Director George Sluizer is working on cutting together the film, which he shelved after the 23-year-old actor died of an overdose 11 days before shooting was completed in late 1993.

Eyeworks Film & TV Drama Managing Director Hans de Weers has confirmed that the company is in negotiations with the US insurance company that has the rights to the film.

Sluizer holds the non-commercial rights to Dark Blood - and will therefore be able to show the film on the festival circuit. De Weers has also raised the possibility that the film will be given a limited theatrical release.

The aim is to have a cut of Dark Blood ready for The Netherlands Film Festival in September. 

The Netherlands Film Fund has invested €100,000 in completion of the film.

“George is looking at the material and seeing what kind of good movie he can make out of it,” de Weers said.

Sluizer is working on the editing with Michiel Reichwein (the editor of Oscar winning Antonia’s Line.)

At the same time, Sluizer, now 79, is partnering with Dutch crowd funding initiative CineCrowd to raise financing to help him complete the film.

Phoenix’s character in Dark Blood is a disturbed young man living in the wilds and waiting for the apocalypse.

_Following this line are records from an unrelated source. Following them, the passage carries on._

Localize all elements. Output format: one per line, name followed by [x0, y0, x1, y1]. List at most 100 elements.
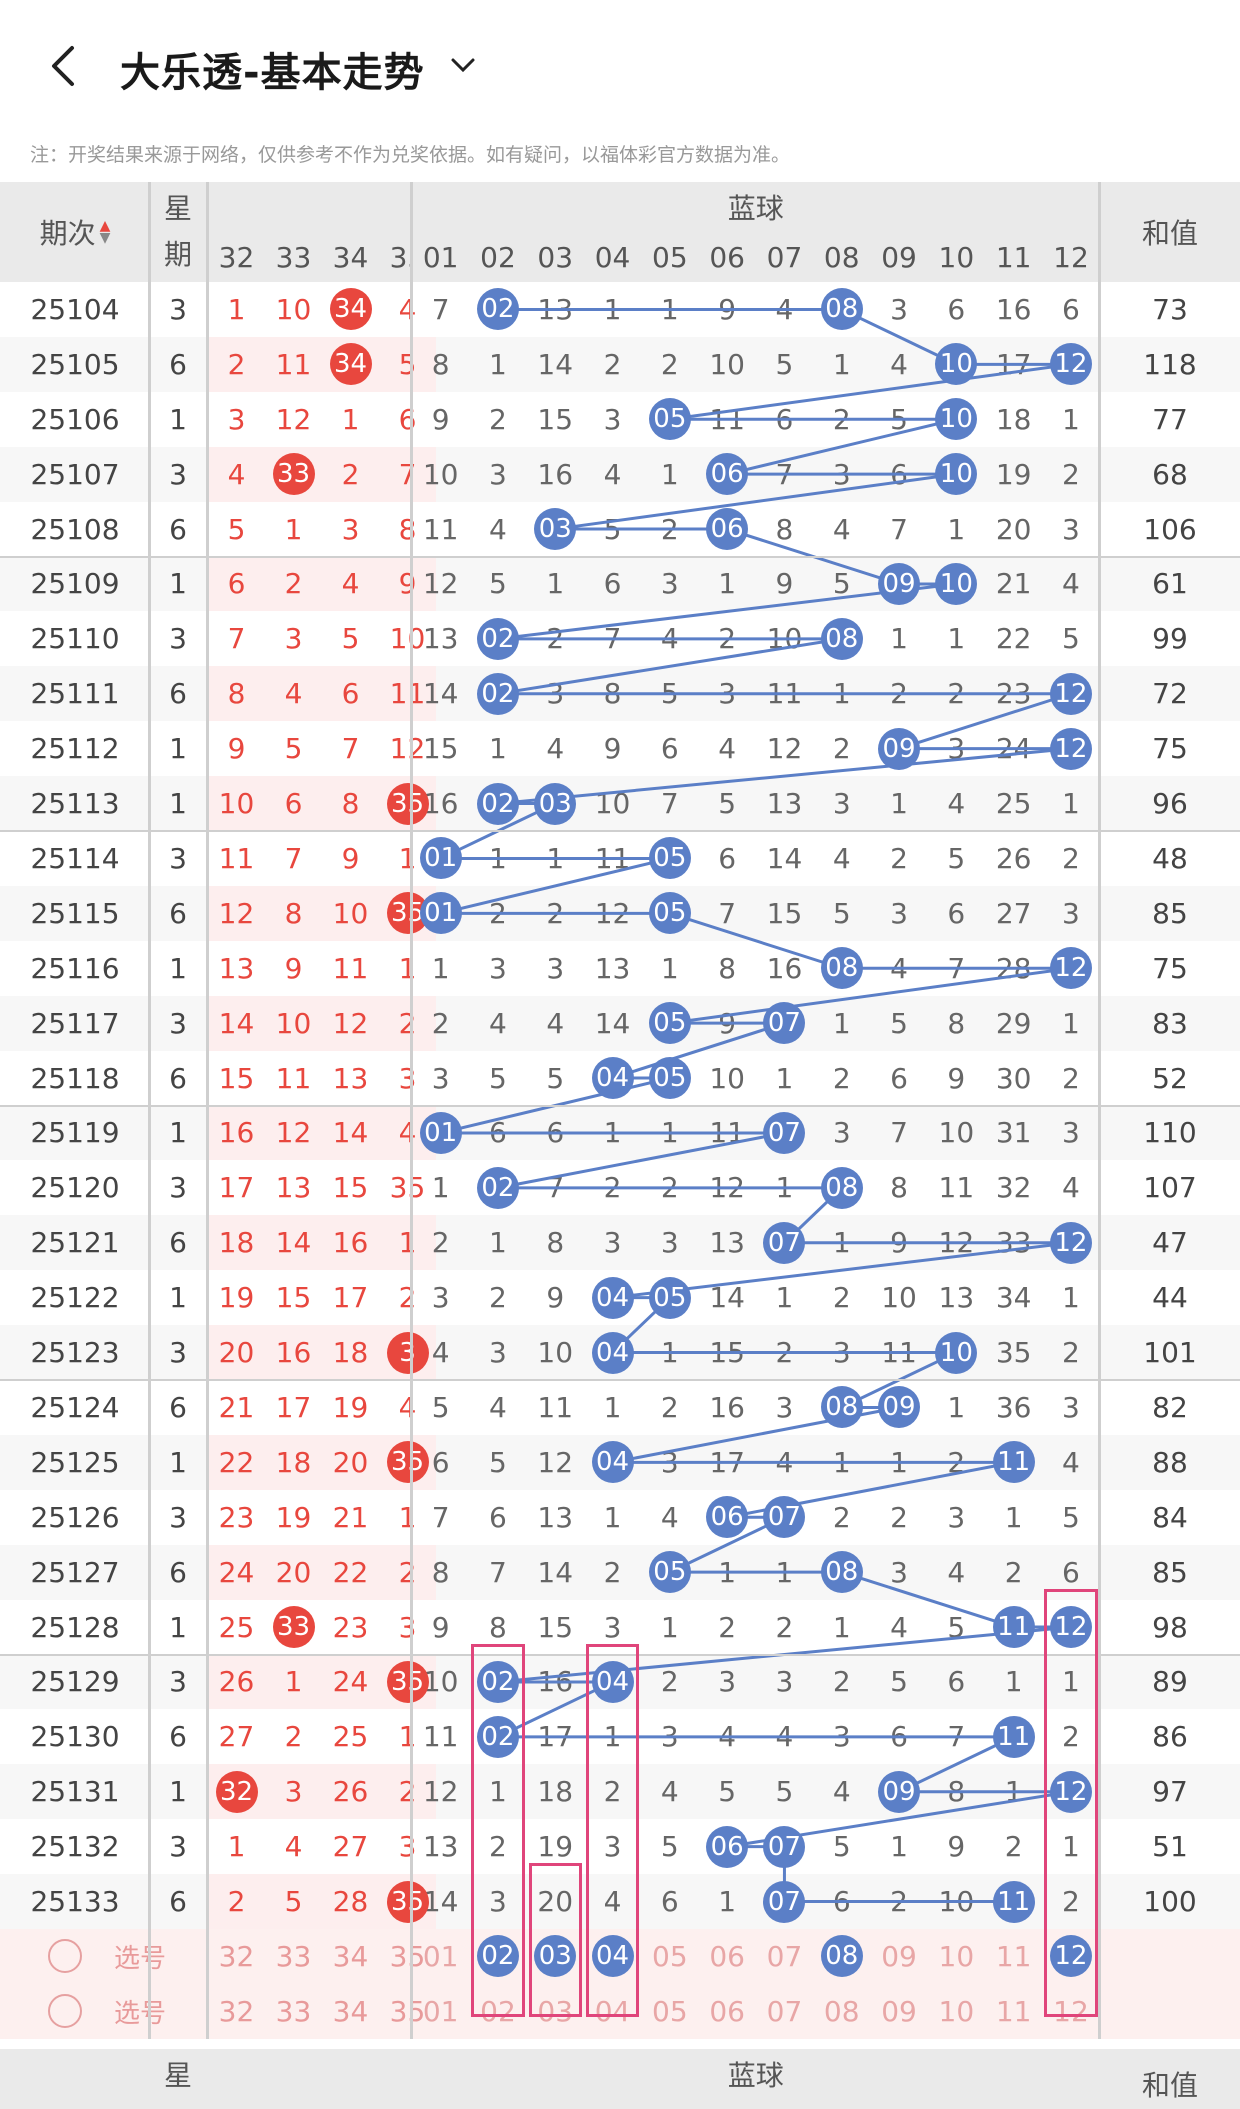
- red-cell: 3: [284, 622, 303, 656]
- page-title: 大乐透-基本走势: [120, 50, 425, 96]
- red-cell: 10: [275, 1006, 312, 1040]
- week-cell: 6: [169, 1720, 187, 1754]
- selected-blue-ball[interactable]: 03: [534, 1935, 577, 1978]
- red-cell: 3: [284, 1775, 303, 1809]
- blue-cell: 1: [947, 1390, 966, 1424]
- pick-blue-number[interactable]: 09: [881, 1994, 917, 2028]
- blue-cell: 15: [537, 402, 574, 436]
- pick-red-number[interactable]: 33: [275, 1939, 312, 1973]
- red-cell: 25: [218, 1610, 255, 1644]
- pick-blue-number[interactable]: 06: [709, 1939, 745, 1973]
- pick-label[interactable]: 选号: [113, 1943, 166, 1974]
- pick-blue-number[interactable]: 05: [652, 1939, 688, 1973]
- selected-blue-ball[interactable]: 08: [820, 1935, 863, 1978]
- blue-ball: 12: [1049, 343, 1092, 386]
- blue-cell: 4: [832, 512, 851, 546]
- pick-red-number[interactable]: 32: [218, 1939, 255, 1973]
- pick-blue-number[interactable]: 10: [938, 1939, 975, 1973]
- chevron-left-icon[interactable]: [44, 44, 84, 88]
- blue-cell: 2: [1062, 457, 1080, 491]
- pick-blue-number[interactable]: 11: [995, 1994, 1032, 2028]
- blue-cell: 2: [890, 1500, 908, 1534]
- blue-cell: 6: [1062, 292, 1080, 326]
- blue-ball: 09: [878, 727, 921, 770]
- blue-cell: 4: [546, 1006, 565, 1040]
- blue-cell: 15: [537, 1610, 574, 1644]
- pick-red-number[interactable]: 35: [389, 1939, 426, 1973]
- red-cell: 4: [284, 1830, 303, 1864]
- blue-ball: 11: [992, 1880, 1035, 1923]
- red-cell: 4: [341, 567, 360, 601]
- pick-blue-number[interactable]: 08: [823, 1994, 860, 2028]
- blue-cell: 3: [775, 1665, 794, 1699]
- sum-cell: 99: [1152, 622, 1188, 656]
- sum-cell: 110: [1143, 1116, 1197, 1150]
- pick-blue-number[interactable]: 01: [422, 1939, 459, 1973]
- sort-icon[interactable]: ▲ ▼: [99, 218, 111, 246]
- column-divider: [410, 182, 413, 2039]
- row-divider: [0, 1104, 1240, 1107]
- blue-cell: 8: [718, 951, 737, 985]
- red-cell: 22: [218, 1445, 255, 1479]
- pick-red-number[interactable]: 35: [389, 1994, 426, 2028]
- red-cell: 15: [332, 1171, 369, 1205]
- blue-cell: 9: [546, 1281, 565, 1315]
- blue-cell: 6: [660, 1885, 679, 1919]
- selected-blue-ball[interactable]: 04: [591, 1935, 634, 1978]
- blue-cell: 1: [718, 1885, 737, 1919]
- selected-blue-ball[interactable]: 02: [476, 1935, 519, 1978]
- blue-cell: 12: [537, 1445, 574, 1479]
- issue-cell: 25117: [30, 1006, 120, 1040]
- blue-cell: 5: [832, 896, 851, 930]
- blue-cell: 3: [660, 1226, 679, 1260]
- pick-red-number[interactable]: 34: [332, 1939, 369, 1973]
- blue-cell: 5: [947, 1610, 966, 1644]
- blue-cell: 1: [546, 567, 565, 601]
- pick-blue-number[interactable]: 05: [652, 1994, 688, 2028]
- week-cell: 6: [169, 1061, 187, 1095]
- week-cell: 1: [169, 787, 187, 821]
- blue-cell: 6: [660, 732, 679, 766]
- blue-cell: 5: [489, 567, 507, 601]
- red-cell: 5: [284, 732, 303, 766]
- blue-cell: 5: [947, 841, 966, 875]
- blue-cell: 2: [660, 1665, 679, 1699]
- chevron-down-icon[interactable]: [448, 50, 478, 80]
- blue-number-header: 09: [870, 232, 928, 282]
- red-cell: 24: [218, 1555, 255, 1589]
- pick-blue-number[interactable]: 07: [766, 1939, 803, 1973]
- red-cell: 19: [275, 1500, 312, 1534]
- pick-blue-number[interactable]: 12: [1053, 1994, 1089, 2028]
- pick-red-number[interactable]: 34: [332, 1994, 369, 2028]
- pick-blue-number[interactable]: 09: [881, 1939, 917, 1973]
- pick-blue-number[interactable]: 10: [938, 1994, 975, 2028]
- pick-blue-number[interactable]: 01: [422, 1994, 459, 2028]
- red-cell: 23: [218, 1500, 255, 1534]
- pick-red-number[interactable]: 33: [275, 1994, 312, 2028]
- pick-label[interactable]: 选号: [113, 1998, 166, 2029]
- pick-blue-number[interactable]: 07: [766, 1994, 803, 2028]
- sum-cell: 85: [1152, 1555, 1188, 1589]
- sum-cell: 75: [1152, 951, 1188, 985]
- blue-cell: 6: [947, 292, 966, 326]
- radio-icon[interactable]: [48, 1993, 82, 2028]
- pick-blue-number[interactable]: 02: [480, 1994, 516, 2028]
- pick-blue-number[interactable]: 06: [709, 1994, 745, 2028]
- blue-cell: 2: [1062, 1336, 1080, 1370]
- blue-cell: 32: [995, 1171, 1032, 1205]
- pick-blue-number[interactable]: 04: [594, 1994, 631, 2028]
- pick-blue-number[interactable]: 11: [995, 1939, 1032, 1973]
- red-cell: 7: [341, 732, 360, 766]
- red-cell: 21: [218, 1390, 255, 1424]
- selected-blue-ball[interactable]: 12: [1049, 1935, 1092, 1978]
- week-cell: 1: [169, 951, 187, 985]
- radio-icon[interactable]: [48, 1939, 82, 1973]
- blue-cell: 10: [422, 1665, 459, 1699]
- blue-ball: 06: [706, 508, 749, 551]
- blue-cell: 36: [995, 1390, 1032, 1424]
- blue-cell: 3: [775, 1390, 794, 1424]
- col-issue-header[interactable]: 期次 ▲ ▼: [0, 182, 150, 282]
- pick-blue-number[interactable]: 03: [537, 1994, 574, 2028]
- blue-cell: 2: [660, 347, 679, 381]
- pick-red-number[interactable]: 32: [218, 1994, 255, 2028]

The film also stars Judy Davis and Jonathan Pryce as Hollywood couple Harry and Buffy who get stranded in the desert after having car trouble during their “second honeymoon.” Boy (Phoenix’s character) saves the couple and takes the woman hostage. He longs for her and is convinced he can create a better world with her.

Speaking to ScreenDaily, Sluizer’s daughter Anouk Sluizer said that Sluizer had rushed to save the footage after learning in 1999 that the insurance company was planning to burn the negative.

“It is a quite amazing film. The actors are great, all three of them,” Anouk Sluizer said. She declined to say how her father was planning to complete the film given that 11 scheduled days weren’t actually filmed.

Sluizer, who was staying at the same Los Angeles hotel as Phoenix at the time of the actor’s death, has often spoken of the “very strong charisma” that Phoenix possessed. In the late 1990s, he floated the idea of using material from Dark Blood in a documentary about the actor.  “That, I think, would be of interest to all the acting schools of the world, quite apart from its historic and archival value,” he said in a 1998 interview.